Ahora que ETA ha anunciado su disolución, los medios nos ofrecen un dosier con algunas de las anécdotas más enjundiosas de la banda terrorista: la única mujer policía infiltrada, los primeros asesinatos, las detenciones masivas, el asesinato de Carrero Blanco, la pistola con la que empezaron a matar y que al parecer había encargado Hitler...

Sobre ETA se podría escribir una biblioteca entera. Mejor dicho: se ha escrito. La historia contemporánea es siempre atractiva, y cuanto más repugnantes son los hechos narrados, más atractivos pueden llegar a resultarnos. No hay más que fijarse en Narcos, la exitosa seria de Netflix, que casualmente estoy viendo al tiempo que se recuerdan las «hazañas» de quienes situaron a España en general y al País Vasco en particular en un estercolero de dolor y muerte.

El modus operandi de Pablo Escobar y de los terroristas vascos es similar: cierto toque de populismo, otro tanto de mesianismo y mucho de violencia intimidatoria. Escobar, que quiso ser político -consiguió ser elegido suplente al senado por el movimiento Alternativa Liberal- prometía al pueblo trabajo, dignidad y justicia mientras inundaba las calles de asesinatos y de droga. ETA, por su parte, emponzoñó el deseo de independencia (ese cajón de sastre donde ciertas almas creen que van a encontrar la solución a todas sus carencias) de un país, España, que, al igual que la Colombia del presidente Gaviria, no sabía qué hacer con sus violentos enemigos, si pactar, someterse o luchar con las armas. O las tres cosas a la vez.

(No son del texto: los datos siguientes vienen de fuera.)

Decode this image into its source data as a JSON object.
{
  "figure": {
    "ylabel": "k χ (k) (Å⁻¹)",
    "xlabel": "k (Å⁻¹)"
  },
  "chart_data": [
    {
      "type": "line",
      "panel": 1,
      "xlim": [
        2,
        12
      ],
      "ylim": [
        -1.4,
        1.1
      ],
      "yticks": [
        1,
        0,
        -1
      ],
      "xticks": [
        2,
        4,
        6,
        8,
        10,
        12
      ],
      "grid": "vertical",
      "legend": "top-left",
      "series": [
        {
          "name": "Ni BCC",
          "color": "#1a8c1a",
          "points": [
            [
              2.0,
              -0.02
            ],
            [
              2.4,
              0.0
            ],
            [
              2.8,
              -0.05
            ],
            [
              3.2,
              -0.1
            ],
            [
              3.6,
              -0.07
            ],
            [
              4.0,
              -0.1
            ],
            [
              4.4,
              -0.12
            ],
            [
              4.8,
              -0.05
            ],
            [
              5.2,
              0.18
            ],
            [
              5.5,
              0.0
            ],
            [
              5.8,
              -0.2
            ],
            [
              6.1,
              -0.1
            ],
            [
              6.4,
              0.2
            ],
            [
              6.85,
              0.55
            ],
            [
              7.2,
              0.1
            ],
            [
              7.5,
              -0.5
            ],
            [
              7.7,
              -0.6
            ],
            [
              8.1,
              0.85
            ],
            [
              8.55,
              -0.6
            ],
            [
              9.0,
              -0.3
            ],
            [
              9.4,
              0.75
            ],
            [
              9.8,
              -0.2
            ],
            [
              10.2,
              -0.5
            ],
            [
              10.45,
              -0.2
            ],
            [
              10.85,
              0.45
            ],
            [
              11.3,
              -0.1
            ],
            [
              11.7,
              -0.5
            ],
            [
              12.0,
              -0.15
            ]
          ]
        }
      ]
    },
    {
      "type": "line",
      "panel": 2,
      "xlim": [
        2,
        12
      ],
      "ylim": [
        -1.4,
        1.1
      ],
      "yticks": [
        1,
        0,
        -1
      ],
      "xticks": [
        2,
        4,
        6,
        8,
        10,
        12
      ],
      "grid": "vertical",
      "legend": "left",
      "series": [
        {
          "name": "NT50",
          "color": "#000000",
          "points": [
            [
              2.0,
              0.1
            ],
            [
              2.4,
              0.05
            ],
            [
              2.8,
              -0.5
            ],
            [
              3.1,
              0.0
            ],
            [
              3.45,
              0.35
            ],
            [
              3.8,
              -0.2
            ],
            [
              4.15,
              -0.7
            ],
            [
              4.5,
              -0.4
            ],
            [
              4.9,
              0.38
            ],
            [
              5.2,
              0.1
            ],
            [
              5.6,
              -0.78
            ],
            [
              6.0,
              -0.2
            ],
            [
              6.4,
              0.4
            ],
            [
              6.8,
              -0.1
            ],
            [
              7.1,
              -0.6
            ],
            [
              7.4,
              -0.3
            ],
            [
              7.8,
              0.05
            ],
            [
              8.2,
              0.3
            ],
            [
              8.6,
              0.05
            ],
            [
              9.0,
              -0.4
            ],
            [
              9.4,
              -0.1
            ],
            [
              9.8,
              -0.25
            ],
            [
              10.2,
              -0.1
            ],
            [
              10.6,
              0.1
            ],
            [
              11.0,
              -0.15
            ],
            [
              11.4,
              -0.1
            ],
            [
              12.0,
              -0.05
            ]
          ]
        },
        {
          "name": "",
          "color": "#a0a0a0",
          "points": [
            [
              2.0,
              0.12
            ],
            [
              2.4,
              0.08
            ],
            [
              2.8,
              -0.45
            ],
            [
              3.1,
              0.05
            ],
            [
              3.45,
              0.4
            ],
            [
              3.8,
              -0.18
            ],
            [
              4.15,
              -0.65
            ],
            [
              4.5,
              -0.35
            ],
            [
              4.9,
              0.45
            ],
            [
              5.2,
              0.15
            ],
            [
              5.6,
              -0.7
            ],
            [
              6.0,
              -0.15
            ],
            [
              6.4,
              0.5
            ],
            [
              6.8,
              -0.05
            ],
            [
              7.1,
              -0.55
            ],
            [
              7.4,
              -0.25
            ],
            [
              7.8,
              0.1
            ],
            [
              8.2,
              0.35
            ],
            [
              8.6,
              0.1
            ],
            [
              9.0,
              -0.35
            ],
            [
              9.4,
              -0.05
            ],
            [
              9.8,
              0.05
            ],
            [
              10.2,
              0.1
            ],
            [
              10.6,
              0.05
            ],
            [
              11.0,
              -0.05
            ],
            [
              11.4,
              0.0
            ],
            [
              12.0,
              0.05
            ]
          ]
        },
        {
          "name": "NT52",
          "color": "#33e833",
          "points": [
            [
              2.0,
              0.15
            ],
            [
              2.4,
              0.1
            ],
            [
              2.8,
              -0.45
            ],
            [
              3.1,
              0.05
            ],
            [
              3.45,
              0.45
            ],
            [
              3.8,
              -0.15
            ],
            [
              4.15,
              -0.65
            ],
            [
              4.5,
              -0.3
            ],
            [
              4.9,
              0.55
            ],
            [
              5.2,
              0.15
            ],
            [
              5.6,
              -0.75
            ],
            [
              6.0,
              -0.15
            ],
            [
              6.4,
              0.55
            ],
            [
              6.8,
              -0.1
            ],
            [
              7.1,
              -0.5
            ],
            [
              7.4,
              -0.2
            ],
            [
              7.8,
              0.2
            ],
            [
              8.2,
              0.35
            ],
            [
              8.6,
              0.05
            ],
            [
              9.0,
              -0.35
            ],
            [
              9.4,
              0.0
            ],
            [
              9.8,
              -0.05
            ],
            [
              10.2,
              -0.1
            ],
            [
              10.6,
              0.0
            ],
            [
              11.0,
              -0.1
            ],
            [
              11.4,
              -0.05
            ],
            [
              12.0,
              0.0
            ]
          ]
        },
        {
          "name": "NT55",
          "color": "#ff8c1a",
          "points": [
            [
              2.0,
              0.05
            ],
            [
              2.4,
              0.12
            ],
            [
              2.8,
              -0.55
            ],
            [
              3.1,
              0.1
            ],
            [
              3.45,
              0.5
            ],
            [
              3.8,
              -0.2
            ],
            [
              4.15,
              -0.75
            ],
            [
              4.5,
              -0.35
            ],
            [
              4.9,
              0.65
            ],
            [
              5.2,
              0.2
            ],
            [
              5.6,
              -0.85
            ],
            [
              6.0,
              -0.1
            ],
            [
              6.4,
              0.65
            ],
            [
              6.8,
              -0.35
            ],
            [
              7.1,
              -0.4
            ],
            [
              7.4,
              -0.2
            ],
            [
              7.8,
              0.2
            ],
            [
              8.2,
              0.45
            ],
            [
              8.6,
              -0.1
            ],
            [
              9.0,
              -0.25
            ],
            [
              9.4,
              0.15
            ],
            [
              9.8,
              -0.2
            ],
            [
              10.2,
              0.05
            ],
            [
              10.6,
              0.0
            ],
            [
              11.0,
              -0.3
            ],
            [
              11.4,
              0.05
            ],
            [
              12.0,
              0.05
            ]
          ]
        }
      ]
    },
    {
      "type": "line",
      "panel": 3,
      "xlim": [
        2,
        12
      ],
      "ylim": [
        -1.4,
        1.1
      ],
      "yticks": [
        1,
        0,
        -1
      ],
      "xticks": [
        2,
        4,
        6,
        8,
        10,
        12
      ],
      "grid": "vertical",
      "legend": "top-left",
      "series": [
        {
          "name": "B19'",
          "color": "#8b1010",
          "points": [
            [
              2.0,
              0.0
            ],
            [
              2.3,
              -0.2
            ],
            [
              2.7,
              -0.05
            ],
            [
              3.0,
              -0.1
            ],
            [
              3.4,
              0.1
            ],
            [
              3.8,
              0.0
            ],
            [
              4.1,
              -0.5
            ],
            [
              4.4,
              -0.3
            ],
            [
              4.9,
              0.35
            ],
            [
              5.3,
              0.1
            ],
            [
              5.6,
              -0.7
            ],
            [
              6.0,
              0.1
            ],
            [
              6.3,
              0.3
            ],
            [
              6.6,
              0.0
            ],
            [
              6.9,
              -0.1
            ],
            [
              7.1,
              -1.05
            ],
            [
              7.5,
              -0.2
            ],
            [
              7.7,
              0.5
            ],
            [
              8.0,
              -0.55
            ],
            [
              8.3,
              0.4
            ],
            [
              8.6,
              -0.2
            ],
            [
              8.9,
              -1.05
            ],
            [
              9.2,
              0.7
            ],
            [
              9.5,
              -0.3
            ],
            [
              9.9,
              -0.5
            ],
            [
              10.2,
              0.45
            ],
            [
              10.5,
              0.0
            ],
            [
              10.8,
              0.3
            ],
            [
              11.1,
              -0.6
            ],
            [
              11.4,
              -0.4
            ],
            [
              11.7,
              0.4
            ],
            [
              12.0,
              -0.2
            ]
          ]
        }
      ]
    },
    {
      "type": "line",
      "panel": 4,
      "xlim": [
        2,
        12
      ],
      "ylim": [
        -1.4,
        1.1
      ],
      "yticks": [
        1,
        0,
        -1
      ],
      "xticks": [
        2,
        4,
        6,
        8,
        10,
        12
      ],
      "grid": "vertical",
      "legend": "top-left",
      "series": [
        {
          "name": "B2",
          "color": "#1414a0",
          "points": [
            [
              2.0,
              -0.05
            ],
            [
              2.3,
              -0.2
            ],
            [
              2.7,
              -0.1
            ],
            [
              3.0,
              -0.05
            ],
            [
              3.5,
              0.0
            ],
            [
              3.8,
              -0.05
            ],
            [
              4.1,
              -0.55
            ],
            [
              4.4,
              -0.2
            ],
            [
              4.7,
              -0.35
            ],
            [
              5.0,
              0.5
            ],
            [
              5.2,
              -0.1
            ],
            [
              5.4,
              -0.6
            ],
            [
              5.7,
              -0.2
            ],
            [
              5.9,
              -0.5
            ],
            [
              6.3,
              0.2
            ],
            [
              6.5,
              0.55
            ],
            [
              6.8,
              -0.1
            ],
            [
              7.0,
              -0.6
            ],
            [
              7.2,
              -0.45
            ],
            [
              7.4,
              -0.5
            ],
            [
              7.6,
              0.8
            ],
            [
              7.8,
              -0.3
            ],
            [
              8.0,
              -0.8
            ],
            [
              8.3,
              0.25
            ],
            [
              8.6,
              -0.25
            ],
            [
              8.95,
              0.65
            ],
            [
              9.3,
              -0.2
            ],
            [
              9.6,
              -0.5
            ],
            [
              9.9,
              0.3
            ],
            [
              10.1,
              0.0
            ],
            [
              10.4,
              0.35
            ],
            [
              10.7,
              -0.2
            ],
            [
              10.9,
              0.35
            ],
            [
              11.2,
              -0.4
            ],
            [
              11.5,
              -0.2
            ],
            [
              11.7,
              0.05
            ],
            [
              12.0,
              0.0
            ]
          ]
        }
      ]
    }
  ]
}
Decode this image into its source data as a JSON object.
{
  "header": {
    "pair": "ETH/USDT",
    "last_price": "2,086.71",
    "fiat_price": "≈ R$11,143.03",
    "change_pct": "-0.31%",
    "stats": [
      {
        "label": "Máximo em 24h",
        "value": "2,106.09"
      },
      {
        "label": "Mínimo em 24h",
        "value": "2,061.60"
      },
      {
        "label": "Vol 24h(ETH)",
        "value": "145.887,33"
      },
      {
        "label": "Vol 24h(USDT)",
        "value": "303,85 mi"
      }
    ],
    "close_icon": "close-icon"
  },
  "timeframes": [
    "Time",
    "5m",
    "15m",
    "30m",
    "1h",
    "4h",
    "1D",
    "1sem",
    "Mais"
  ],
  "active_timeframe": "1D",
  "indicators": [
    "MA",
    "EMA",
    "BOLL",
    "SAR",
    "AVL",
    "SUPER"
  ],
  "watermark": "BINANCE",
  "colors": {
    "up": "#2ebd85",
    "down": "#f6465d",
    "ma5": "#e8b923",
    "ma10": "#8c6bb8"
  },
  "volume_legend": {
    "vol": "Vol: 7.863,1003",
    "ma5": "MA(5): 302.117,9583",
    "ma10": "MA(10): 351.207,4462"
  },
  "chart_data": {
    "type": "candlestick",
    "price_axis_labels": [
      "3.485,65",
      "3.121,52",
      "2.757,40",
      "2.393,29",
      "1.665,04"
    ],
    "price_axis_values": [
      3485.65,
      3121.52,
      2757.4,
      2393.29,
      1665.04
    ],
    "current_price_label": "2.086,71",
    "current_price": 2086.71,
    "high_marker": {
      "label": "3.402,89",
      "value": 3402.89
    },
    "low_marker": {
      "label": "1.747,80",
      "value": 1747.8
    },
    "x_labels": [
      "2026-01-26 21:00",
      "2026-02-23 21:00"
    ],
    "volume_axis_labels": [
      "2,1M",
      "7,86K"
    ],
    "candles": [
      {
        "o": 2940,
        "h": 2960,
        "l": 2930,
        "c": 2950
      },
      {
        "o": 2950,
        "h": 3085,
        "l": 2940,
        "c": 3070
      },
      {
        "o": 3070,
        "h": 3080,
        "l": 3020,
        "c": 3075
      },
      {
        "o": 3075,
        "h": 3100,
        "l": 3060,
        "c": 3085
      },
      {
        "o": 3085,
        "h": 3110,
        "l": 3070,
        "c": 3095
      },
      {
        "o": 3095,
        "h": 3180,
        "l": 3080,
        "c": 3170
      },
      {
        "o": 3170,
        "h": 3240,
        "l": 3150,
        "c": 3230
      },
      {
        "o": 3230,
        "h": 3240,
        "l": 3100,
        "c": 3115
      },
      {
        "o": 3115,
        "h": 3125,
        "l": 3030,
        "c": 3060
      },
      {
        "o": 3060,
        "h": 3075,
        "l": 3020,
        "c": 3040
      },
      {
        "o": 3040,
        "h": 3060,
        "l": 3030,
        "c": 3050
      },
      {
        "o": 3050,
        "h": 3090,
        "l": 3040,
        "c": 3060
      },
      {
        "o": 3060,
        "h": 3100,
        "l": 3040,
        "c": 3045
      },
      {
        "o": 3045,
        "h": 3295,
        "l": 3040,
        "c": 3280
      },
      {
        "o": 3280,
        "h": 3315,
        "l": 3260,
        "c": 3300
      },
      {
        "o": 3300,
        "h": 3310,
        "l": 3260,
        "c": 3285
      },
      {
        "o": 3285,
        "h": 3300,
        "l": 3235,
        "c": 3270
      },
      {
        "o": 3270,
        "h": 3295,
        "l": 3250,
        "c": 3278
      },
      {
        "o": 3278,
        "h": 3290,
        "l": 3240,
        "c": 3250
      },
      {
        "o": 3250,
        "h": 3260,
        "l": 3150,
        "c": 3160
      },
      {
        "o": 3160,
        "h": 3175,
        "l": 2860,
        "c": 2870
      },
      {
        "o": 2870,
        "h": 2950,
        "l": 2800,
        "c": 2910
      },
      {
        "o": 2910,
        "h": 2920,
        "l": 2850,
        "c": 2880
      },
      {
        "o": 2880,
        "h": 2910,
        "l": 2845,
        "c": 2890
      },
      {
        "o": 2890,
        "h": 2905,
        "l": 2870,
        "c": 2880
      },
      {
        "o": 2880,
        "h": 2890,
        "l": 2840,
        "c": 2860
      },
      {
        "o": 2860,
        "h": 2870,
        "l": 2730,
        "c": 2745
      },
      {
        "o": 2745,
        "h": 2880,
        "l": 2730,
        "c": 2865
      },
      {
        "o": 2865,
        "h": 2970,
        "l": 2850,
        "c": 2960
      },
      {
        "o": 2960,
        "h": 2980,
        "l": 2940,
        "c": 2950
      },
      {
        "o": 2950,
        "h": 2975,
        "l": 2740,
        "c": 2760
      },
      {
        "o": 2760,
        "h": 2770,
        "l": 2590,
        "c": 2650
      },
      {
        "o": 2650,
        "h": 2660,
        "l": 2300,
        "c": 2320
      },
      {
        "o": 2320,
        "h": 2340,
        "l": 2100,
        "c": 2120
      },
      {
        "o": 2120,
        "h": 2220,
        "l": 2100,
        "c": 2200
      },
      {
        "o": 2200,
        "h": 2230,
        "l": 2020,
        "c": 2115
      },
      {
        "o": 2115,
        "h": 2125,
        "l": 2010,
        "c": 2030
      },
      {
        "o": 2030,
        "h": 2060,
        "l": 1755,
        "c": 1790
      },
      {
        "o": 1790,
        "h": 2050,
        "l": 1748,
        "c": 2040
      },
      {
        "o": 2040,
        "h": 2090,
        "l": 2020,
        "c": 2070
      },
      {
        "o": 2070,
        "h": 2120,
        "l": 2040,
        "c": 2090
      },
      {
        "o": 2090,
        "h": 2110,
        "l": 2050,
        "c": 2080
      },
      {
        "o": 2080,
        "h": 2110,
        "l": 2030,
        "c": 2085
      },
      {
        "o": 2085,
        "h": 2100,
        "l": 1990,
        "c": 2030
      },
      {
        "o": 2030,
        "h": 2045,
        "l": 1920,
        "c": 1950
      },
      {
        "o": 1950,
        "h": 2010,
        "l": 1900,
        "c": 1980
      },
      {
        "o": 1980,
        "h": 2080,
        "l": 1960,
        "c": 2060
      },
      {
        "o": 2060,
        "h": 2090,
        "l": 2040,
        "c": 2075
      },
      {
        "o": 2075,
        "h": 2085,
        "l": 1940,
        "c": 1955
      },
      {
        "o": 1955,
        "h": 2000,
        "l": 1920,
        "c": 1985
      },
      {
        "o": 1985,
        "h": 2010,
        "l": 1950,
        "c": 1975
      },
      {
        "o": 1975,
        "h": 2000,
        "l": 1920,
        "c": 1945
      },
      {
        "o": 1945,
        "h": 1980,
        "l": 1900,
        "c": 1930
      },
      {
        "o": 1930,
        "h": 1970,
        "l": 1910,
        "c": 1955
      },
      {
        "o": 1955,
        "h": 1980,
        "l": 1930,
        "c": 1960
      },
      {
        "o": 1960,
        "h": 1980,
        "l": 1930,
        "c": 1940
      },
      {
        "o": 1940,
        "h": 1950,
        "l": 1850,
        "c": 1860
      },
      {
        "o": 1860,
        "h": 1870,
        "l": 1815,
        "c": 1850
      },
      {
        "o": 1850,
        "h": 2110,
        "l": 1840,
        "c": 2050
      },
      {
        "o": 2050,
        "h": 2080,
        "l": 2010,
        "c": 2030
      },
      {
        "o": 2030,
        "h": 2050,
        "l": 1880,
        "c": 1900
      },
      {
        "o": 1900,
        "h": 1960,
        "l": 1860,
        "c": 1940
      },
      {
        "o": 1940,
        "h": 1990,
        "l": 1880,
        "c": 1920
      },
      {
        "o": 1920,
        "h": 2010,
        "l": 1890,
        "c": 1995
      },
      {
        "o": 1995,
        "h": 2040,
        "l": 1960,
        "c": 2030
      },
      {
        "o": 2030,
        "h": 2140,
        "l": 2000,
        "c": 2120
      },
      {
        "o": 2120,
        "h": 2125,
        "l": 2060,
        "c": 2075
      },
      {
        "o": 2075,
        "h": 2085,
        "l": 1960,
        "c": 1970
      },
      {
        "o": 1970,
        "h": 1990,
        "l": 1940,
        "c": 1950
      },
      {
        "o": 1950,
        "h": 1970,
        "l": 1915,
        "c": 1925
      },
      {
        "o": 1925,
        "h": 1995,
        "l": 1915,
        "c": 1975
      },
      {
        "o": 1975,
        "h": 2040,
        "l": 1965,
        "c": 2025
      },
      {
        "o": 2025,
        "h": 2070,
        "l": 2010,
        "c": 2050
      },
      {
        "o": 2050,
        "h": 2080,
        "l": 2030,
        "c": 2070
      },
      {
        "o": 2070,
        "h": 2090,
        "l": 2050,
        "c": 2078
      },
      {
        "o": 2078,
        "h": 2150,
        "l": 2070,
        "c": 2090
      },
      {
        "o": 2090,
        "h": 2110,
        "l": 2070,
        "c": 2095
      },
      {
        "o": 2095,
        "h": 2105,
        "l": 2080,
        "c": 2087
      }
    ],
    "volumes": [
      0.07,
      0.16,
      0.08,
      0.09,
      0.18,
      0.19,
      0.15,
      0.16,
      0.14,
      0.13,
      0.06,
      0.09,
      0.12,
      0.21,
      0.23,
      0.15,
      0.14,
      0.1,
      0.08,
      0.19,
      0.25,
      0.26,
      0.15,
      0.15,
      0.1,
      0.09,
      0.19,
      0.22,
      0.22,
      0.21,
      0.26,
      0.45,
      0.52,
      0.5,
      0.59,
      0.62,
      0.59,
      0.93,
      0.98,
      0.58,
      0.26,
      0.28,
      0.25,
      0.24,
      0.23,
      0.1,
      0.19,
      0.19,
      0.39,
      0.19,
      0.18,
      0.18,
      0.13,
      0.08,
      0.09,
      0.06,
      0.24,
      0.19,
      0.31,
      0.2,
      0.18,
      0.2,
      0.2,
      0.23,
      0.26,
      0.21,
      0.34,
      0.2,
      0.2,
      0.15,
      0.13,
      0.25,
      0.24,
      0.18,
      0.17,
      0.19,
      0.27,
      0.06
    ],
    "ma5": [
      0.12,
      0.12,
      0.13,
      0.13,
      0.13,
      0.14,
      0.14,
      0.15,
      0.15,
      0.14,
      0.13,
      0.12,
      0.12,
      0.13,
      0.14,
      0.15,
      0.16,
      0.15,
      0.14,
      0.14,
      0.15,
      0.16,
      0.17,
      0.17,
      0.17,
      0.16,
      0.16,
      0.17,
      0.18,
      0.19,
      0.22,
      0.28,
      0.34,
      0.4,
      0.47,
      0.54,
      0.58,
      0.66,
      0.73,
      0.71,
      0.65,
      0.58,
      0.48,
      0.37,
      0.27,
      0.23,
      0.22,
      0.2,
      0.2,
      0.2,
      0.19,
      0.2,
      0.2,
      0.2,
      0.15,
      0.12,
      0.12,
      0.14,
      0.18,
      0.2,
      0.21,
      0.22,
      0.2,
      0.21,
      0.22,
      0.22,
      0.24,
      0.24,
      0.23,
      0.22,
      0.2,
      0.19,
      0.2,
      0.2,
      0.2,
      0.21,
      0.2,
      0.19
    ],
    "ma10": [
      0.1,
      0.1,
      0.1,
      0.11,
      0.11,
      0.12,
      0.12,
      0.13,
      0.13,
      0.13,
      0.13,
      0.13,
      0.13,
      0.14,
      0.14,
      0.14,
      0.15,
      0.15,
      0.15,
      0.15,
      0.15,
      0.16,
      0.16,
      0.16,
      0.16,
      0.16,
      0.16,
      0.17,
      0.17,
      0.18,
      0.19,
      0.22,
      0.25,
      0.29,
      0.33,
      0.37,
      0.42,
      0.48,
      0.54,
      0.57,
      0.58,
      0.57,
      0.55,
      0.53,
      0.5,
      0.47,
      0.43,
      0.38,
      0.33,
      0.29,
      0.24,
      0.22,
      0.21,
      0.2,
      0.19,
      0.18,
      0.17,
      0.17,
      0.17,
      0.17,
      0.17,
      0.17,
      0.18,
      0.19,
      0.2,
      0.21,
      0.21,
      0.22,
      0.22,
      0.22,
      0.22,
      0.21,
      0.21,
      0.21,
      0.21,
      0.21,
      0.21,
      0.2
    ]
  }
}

Tanto Escobar como ETA consiguieron seducir a esa parte de la población que por diversos motivos -ninguno de ellos, bueno- opina que el fin justifica los medios. Escobar está muerto (desde 1993) y ETA, disuelta, o eso dice. Pero en la historia de estas dos lacras no encontraremos grandes alegrías, más allá de sus fascinantes mimbres narrativos.